The board plans to meet Feb. 4 to place the issue on the ballot. School districts have until Feb. 6 to do so.
The levy size is similar to the 6.99-mill levy voters defeated in November and two earlier elections, but those levies would have run for a continuing period of time.
“This way in five years the board can bring it back to the public if they determine they need a renewal. The voting public will have a chance to weigh in on it,” district spokeswoman Bethany Reiff said.
About 200 people attended a community meeting before the board’s regular meeting and heard district Treasurer Dan Schall and Superintendent Christy Donnelly answer dozens of questions that people in the crowd submitted regarding the district’s finances and potential for returning to the ballot.
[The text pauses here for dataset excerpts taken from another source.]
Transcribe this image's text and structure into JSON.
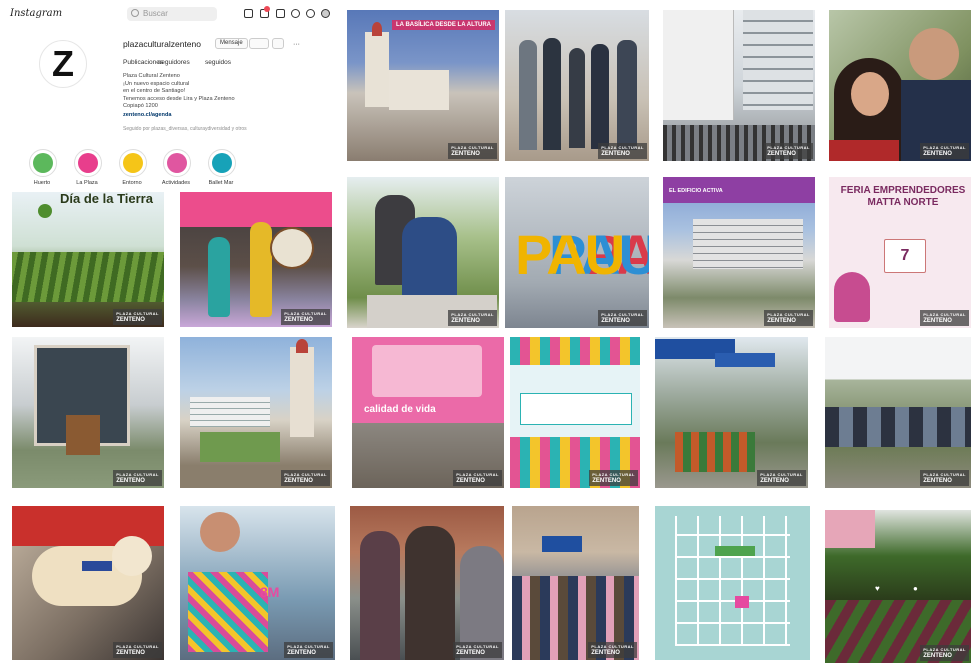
{
  "app": {
    "logo": "Instagram",
    "search_placeholder": "Buscar"
  },
  "profile": {
    "avatar_letter": "Z",
    "username": "plazaculturalzenteno",
    "edit_button": "Mensaje",
    "stats": {
      "posts": "Publicaciones",
      "followers": "seguidores",
      "following": "seguidos"
    },
    "bio": [
      "Plaza Cultural Zenteno",
      "¡Un nuevo espacio cultural",
      "en el centro de Santiago!",
      "Tenemos acceso desde Lira y Plaza Zenteno",
      "Copiapó 1200"
    ],
    "link": "zenteno.cl/agenda",
    "followed_by": "Seguido por plazas_diversas, culturaydiversidad y otros"
  },
  "highlights": [
    {
      "label": "Huerto",
      "color": "#5cb85c"
    },
    {
      "label": "La Plaza",
      "color": "#e83e8c"
    },
    {
      "label": "Entorno",
      "color": "#f5c518"
    },
    {
      "label": "Actividades",
      "color": "#e056a0"
    },
    {
      "label": "Ballet Mar",
      "color": "#17a2b8"
    }
  ],
  "badge": {
    "top": "PLAZA CULTURAL",
    "bottom": "ZENTENO"
  },
  "posts": [
    {
      "caption": "LA BASÍLICA DESDE LA ALTURA"
    },
    {
      "caption": ""
    },
    {
      "caption": ""
    },
    {
      "caption": ""
    },
    {
      "caption": "Día de la Tierra"
    },
    {
      "caption": ""
    },
    {
      "caption": ""
    },
    {
      "caption": "PAU"
    },
    {
      "caption": "EL EDIFICIO ACTIVA"
    },
    {
      "caption": "FERIA EMPRENDEDORES MATTA NORTE"
    },
    {
      "caption": ""
    },
    {
      "caption": ""
    },
    {
      "caption": "calidad de vida"
    },
    {
      "caption": ""
    },
    {
      "caption": ""
    },
    {
      "caption": ""
    },
    {
      "caption": ""
    },
    {
      "caption": "8M"
    },
    {
      "caption": ""
    },
    {
      "caption": ""
    },
    {
      "caption": ""
    },
    {
      "caption": ""
    }
  ]
}
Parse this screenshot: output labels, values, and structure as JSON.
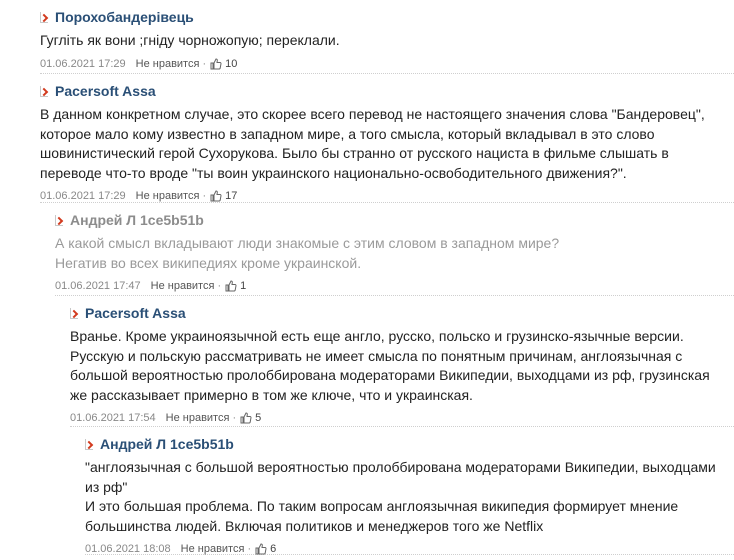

While Schall outlined scenarios for four different levies, ranging in millage from 6.99 to 14.9 mills, board member Brian Boyd said after the 5-0 vote that school officials were not sure they could pass a larger levy. He said they chose “a similar amount to stabilize our revenue.”
The district faces a potential $7 million budget deficit by the end of 2014 without new revenue, Schall said. Without a levy, the district would be operating at state minimum standards by 2015.
District officials have said passage of a May levy could restore some programs that are slated to be cut as part of the district’s two-year, $10.9 million cost reduction plan.
The first $3.5 million phase of cuts, which took effect this school year, eliminated 32 positions. Those cuts also eliminated high school busing, reduced middle school and elementary school busing, reduced gifted and summer school programs, froze technology spending and implemented pay-to-participate fees for athletics.
The district still must identify $7.4 million in cuts for 2013-14, which include an additional $3.9 million because the November levy failed. School leaders have said they are waiting to outline those specific reductions until April because they’ll have a clearer financial picture after Gov. John Kasich comes out with his proposed budget.
Vandalia resident Mike Broyles, 62, who has two children in the district, was among nine people who addressed the board. Broyles said he opposed the past levies and intends to vote against this one because he’d like to see an across-the-board pay cut for employees.
“The idea of selling fear and doom has been popular in the past but it’s not an effective means of motivating people for support today,” he said.
Officials said before the November election that levy failure would result in elimination of up to 60 teachers, support staff and administration positions. Some student programs would be eliminated, compensation and benefits reduced and more cuts made to athletics, those officials said.
Heath Hale, 35, a Butler Twp. resident with three children in the school district, asked the board to do what it can to avoid making deep cuts impacting music and other programs. He voted for the past three levies and said he’ll vote for the one in May.
“You got my vote no matter what you go for,” he said before the board’s vote.